- Seni övmeye manevi bir tarzda girişir, bu sözlerden başka sözler söyleyecek bir dudak açardım.
- در مدیحت داد معنی دادمی ** غیر این منطق لبی بگشادمی
- Fakat Doğan kuşunun lokmasını yont kuşu yutamaz. Çaresi, suyla yağı birbirine katmaktan ibaret. 5
- لیک لقمهی باز آن صعوه نیست ** چاره اکنون آب و روغن کردنیست
- Seni bu zindan aleminde yaşayanlara övmek lüzumsuzdur. Senin vasfını ancak ruhanilerin topluluğunda söyleyebilirim.

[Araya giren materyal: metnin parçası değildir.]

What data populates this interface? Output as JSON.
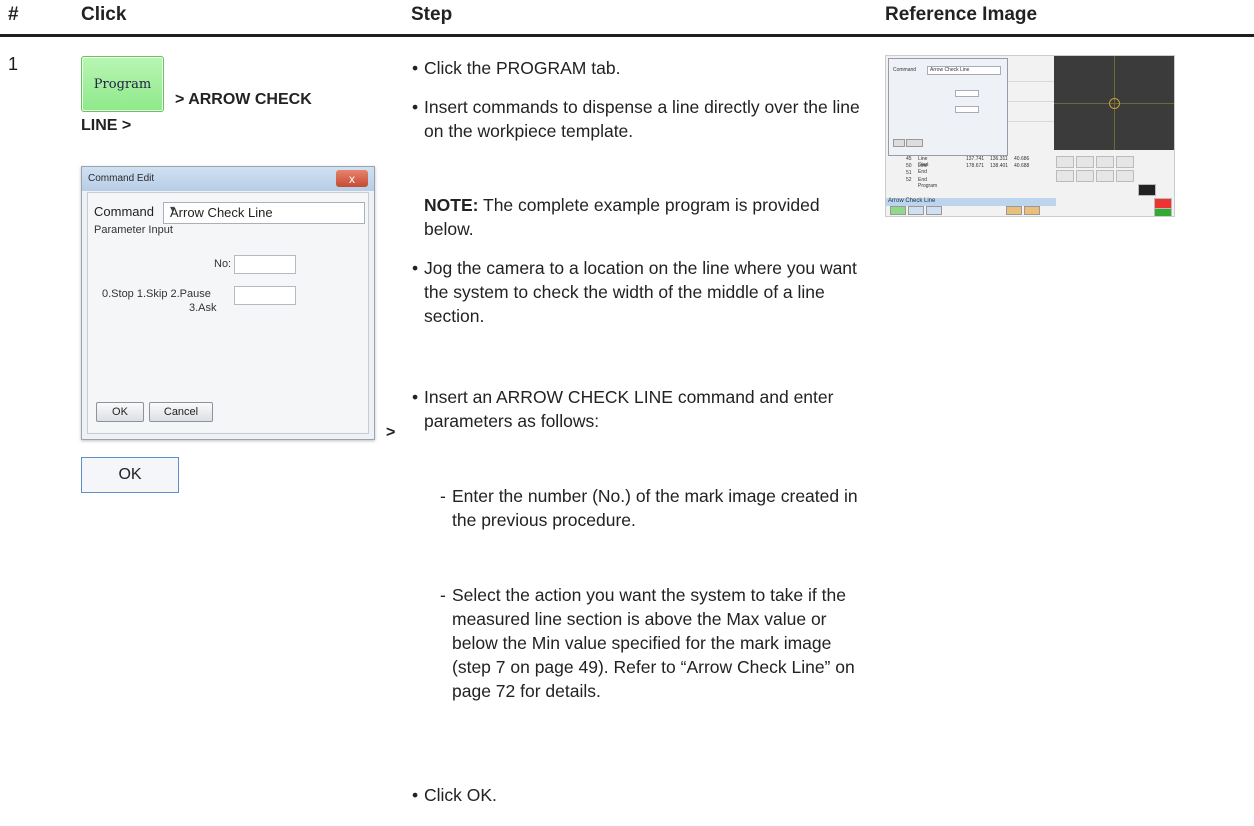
{
  "header": {
    "num": "#",
    "click": "Click",
    "step": "Step",
    "reference": "Reference Image"
  },
  "row": {
    "number": "1",
    "program_button": "Program",
    "click_text_1": "> ARROW CHECK",
    "click_text_2": "LINE >",
    "click_arrow": ">",
    "ok_button": "OK"
  },
  "dialog": {
    "title": "Command Edit",
    "close": "x",
    "command_label": "Command",
    "command_value": "Arrow Check Line",
    "parameter_input": "Parameter Input",
    "no_label": "No:",
    "action_label_1": "0.Stop 1.Skip 2.Pause",
    "action_label_2": "3.Ask",
    "ok": "OK",
    "cancel": "Cancel"
  },
  "steps": {
    "s1": "Click the PROGRAM tab.",
    "s2": "Insert commands to dispense a line directly over the line on the workpiece template.",
    "note_label": "NOTE:",
    "note_text": " The complete example program is provided below.",
    "s3": "Jog the camera to a location on the line where you want the system to check the width of the middle of a line section.",
    "s4": "Insert an ARROW CHECK LINE command and enter parameters as follows:",
    "sub1": "Enter the number (No.) of the mark image created in the previous procedure.",
    "sub2": "Select the action you want the system to take if the measured line section is above the Max value or below the Min value specified for the mark image (step 7 on page 49). Refer to “Arrow Check Line” on page 72 for details.",
    "s5": "Click OK."
  },
  "reference": {
    "mini_command": "Command",
    "mini_value": "Arrow Check Line",
    "mini_status": "Arrow Check Line",
    "rows": [
      {
        "a": "45",
        "b": "Line Start",
        "c": "137.741",
        "d": "136.311",
        "e": "40.686"
      },
      {
        "a": "50",
        "b": "Line End",
        "c": "178.671",
        "d": "138.401",
        "e": "40.688"
      },
      {
        "a": "51",
        "b": "",
        "c": "",
        "d": "",
        "e": ""
      },
      {
        "a": "52",
        "b": "End Program",
        "c": "",
        "d": "",
        "e": ""
      }
    ]
  },
  "colors": {
    "program_green": "#9cef96",
    "ok_border": "#5e8fc6",
    "header_rule": "#1e1e1e"
  }
}
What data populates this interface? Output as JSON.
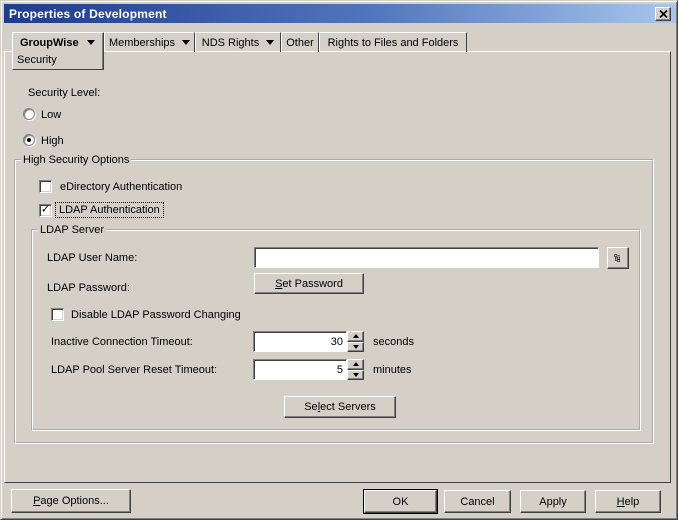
{
  "window": {
    "title": "Properties of Development"
  },
  "tabs": [
    {
      "label": "GroupWise",
      "sub_label": "Security",
      "has_menu": true,
      "active": true
    },
    {
      "label": "Memberships",
      "has_menu": true
    },
    {
      "label": "NDS Rights",
      "has_menu": true
    },
    {
      "label": "Other",
      "has_menu": false
    },
    {
      "label": "Rights to Files and Folders",
      "has_menu": false
    }
  ],
  "security": {
    "level_label": "Security Level:",
    "low_label": "Low",
    "high_label": "High",
    "selected": "High"
  },
  "high_options": {
    "title": "High Security Options",
    "edirectory_label": "eDirectory Authentication",
    "edirectory_checked": false,
    "ldap_label": "LDAP Authentication",
    "ldap_checked": true
  },
  "ldap_server": {
    "title": "LDAP Server",
    "user_name_label": "LDAP User Name:",
    "user_name_value": "",
    "password_label": "LDAP Password:",
    "set_password": {
      "mn": "S",
      "post": "et Password"
    },
    "disable_label": "Disable LDAP Password Changing",
    "disable_checked": false,
    "inactive_timeout": {
      "label": "Inactive Connection Timeout:",
      "value": "30",
      "unit": "seconds"
    },
    "pool_timeout": {
      "label": "LDAP Pool Server Reset Timeout:",
      "value": "5",
      "unit": "minutes"
    },
    "select_servers": {
      "pre": "Se",
      "mn": "l",
      "post": "ect Servers"
    }
  },
  "footer": {
    "page_options": {
      "mn": "P",
      "post": "age Options..."
    },
    "ok": "OK",
    "cancel": "Cancel",
    "apply": "Apply",
    "help": {
      "mn": "H",
      "post": "elp"
    }
  },
  "glyphs": {
    "check": "✓"
  },
  "colors": {
    "face": "#d4d0c8",
    "titlebar_left": "#1f3b8d",
    "titlebar_right": "#a8c6ec",
    "shadow_dark": "#404040",
    "shadow_mid": "#808080"
  }
}
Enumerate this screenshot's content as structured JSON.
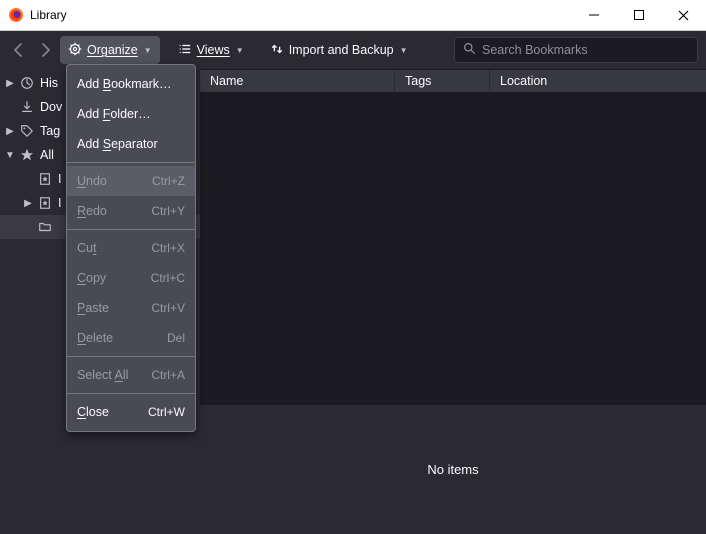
{
  "window": {
    "title": "Library"
  },
  "toolbar": {
    "organize": "Organize",
    "views": "Views",
    "import": "Import and Backup"
  },
  "search": {
    "placeholder": "Search Bookmarks"
  },
  "columns": {
    "name": "Name",
    "tags": "Tags",
    "location": "Location"
  },
  "sidebar": {
    "history": "His",
    "downloads": "Dov",
    "tags": "Tag",
    "all_bookmarks": "All",
    "item_a": "I",
    "item_b": "I",
    "item_c": ""
  },
  "details": {
    "empty": "No items"
  },
  "menu": {
    "add_bookmark": {
      "pre": "Add ",
      "u": "B",
      "post": "ookmark…"
    },
    "add_folder": {
      "pre": "Add ",
      "u": "F",
      "post": "older…"
    },
    "add_separator": {
      "pre": "Add ",
      "u": "S",
      "post": "eparator"
    },
    "undo": {
      "pre": "",
      "u": "U",
      "post": "ndo",
      "accel": "Ctrl+Z"
    },
    "redo": {
      "pre": "",
      "u": "R",
      "post": "edo",
      "accel": "Ctrl+Y"
    },
    "cut": {
      "pre": "Cu",
      "u": "t",
      "post": "",
      "accel": "Ctrl+X"
    },
    "copy": {
      "pre": "",
      "u": "C",
      "post": "opy",
      "accel": "Ctrl+C"
    },
    "paste": {
      "pre": "",
      "u": "P",
      "post": "aste",
      "accel": "Ctrl+V"
    },
    "delete": {
      "pre": "",
      "u": "D",
      "post": "elete",
      "accel": "Del"
    },
    "select_all": {
      "pre": "Select ",
      "u": "A",
      "post": "ll",
      "accel": "Ctrl+A"
    },
    "close": {
      "pre": "",
      "u": "C",
      "post": "lose",
      "accel": "Ctrl+W"
    }
  }
}
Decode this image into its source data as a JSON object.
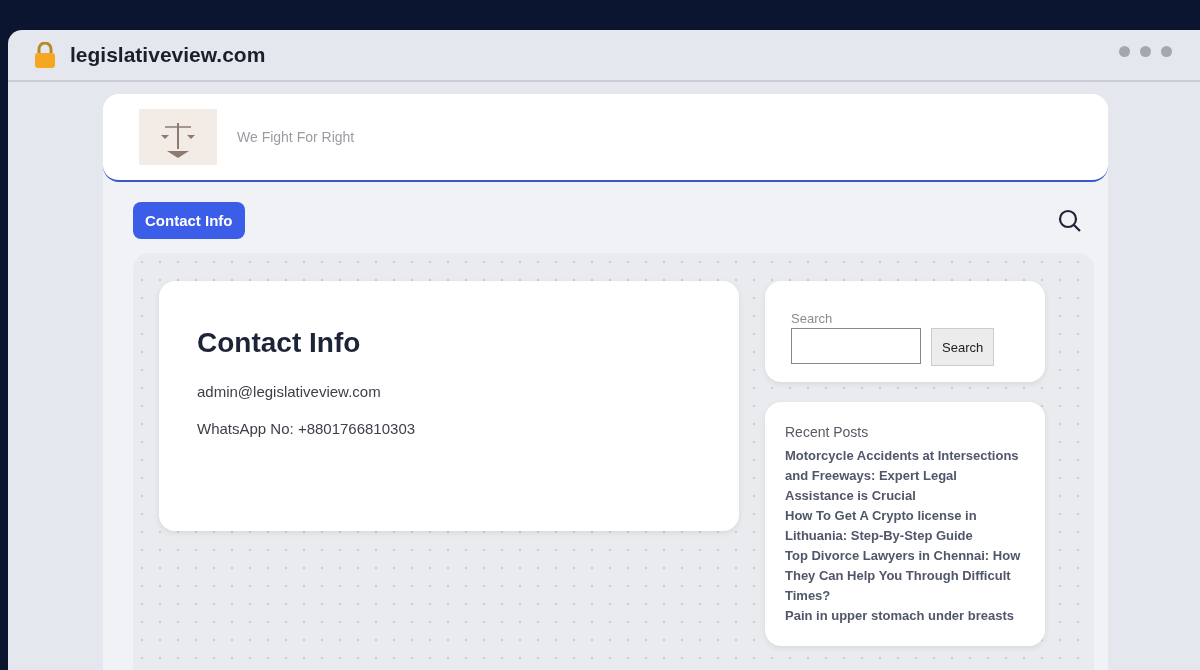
{
  "browser": {
    "url": "legislativeview.com"
  },
  "header": {
    "tagline": "We Fight For Right"
  },
  "nav": {
    "button": "Contact Info"
  },
  "content": {
    "title": "Contact Info",
    "lines": [
      "admin@legislativeview.com",
      "WhatsApp No: +8801766810303"
    ]
  },
  "search_widget": {
    "label": "Search",
    "button": "Search"
  },
  "recent_posts": {
    "title": "Recent Posts",
    "posts": [
      "Motorcycle Accidents at Intersections and Freeways: Expert Legal Assistance is Crucial",
      "How To Get A Crypto license in Lithuania: Step-By-Step Guide",
      "Top Divorce Lawyers in Chennai: How They Can Help You Through Difficult Times?",
      "Pain in upper stomach under breasts"
    ]
  }
}
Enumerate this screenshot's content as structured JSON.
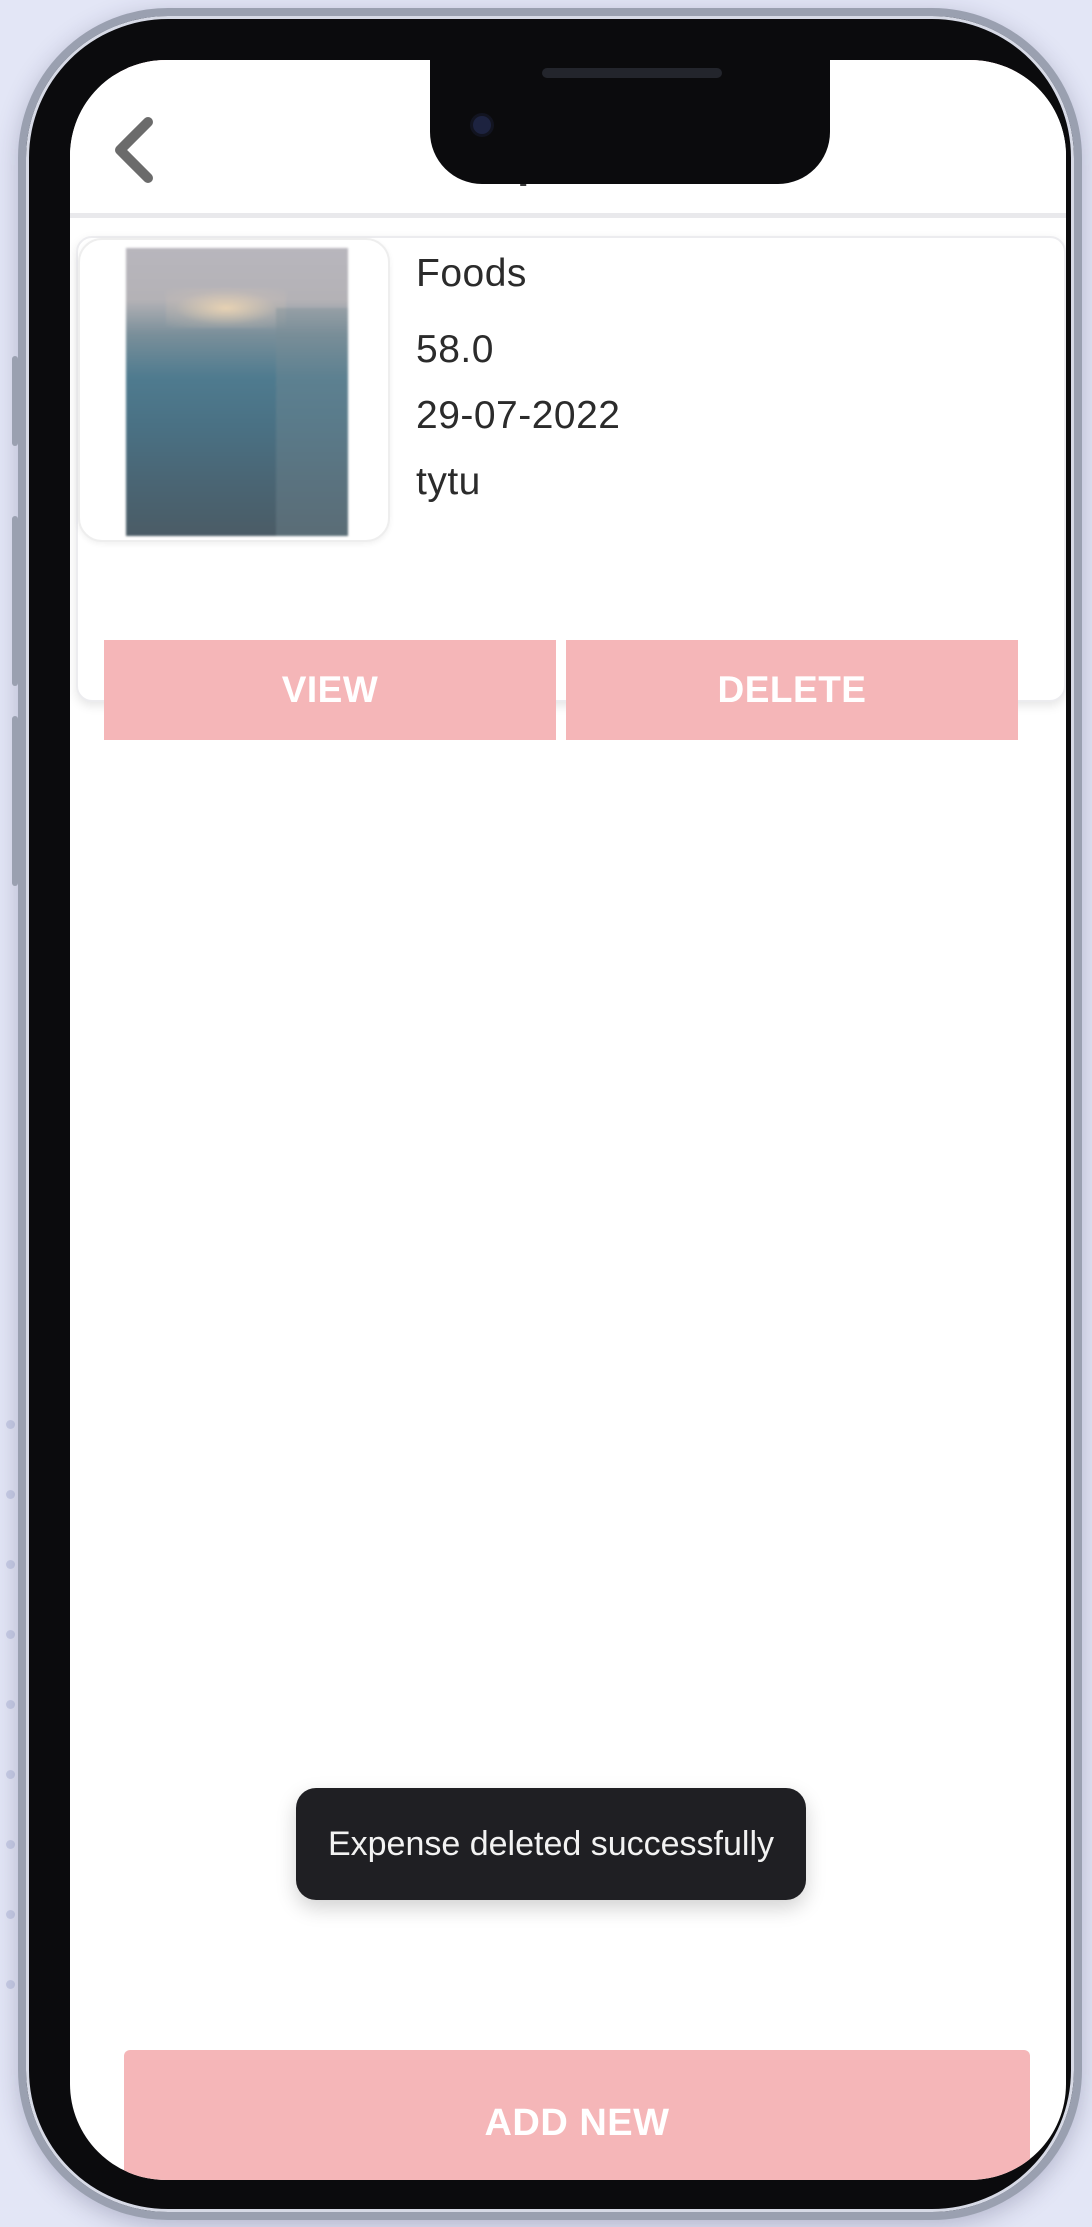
{
  "app": {
    "title": "Expenses",
    "accent_color": "#f5b6b8"
  },
  "header": {
    "back_icon": "chevron-left-icon",
    "title": "Expenses"
  },
  "expenses": [
    {
      "category": "Foods",
      "amount": "58.0",
      "date": "29-07-2022",
      "note": "tytu",
      "thumbnail": "receipt-photo",
      "view_label": "VIEW",
      "delete_label": "DELETE"
    }
  ],
  "toast": {
    "message": "Expense deleted successfully"
  },
  "footer": {
    "add_label": "ADD NEW"
  }
}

- مدح تو حیفست با زندانیان ** گویم اندر مجمع روحانیان
- Alem ehline seni anlatmak zararlıdır. Seni, aşk sırrı gibi gizlemekteyim.
- شرح تو غبنست با اهل جهان ** همچو راز عشق دارم در نهان
- Övmek tarif etmek perdeyi yırtmaktır. Halbuki güneşin anlatılmaya da ihtiyacı yok, tarife de.
- مدح تعریفست در تخریق حجاب ** فارغست از شرح و تعریف آفتاب
- Güneşi öven kendini över, iki gözüm de aydındır, çapaklı değil, ağrımıyor demek ister.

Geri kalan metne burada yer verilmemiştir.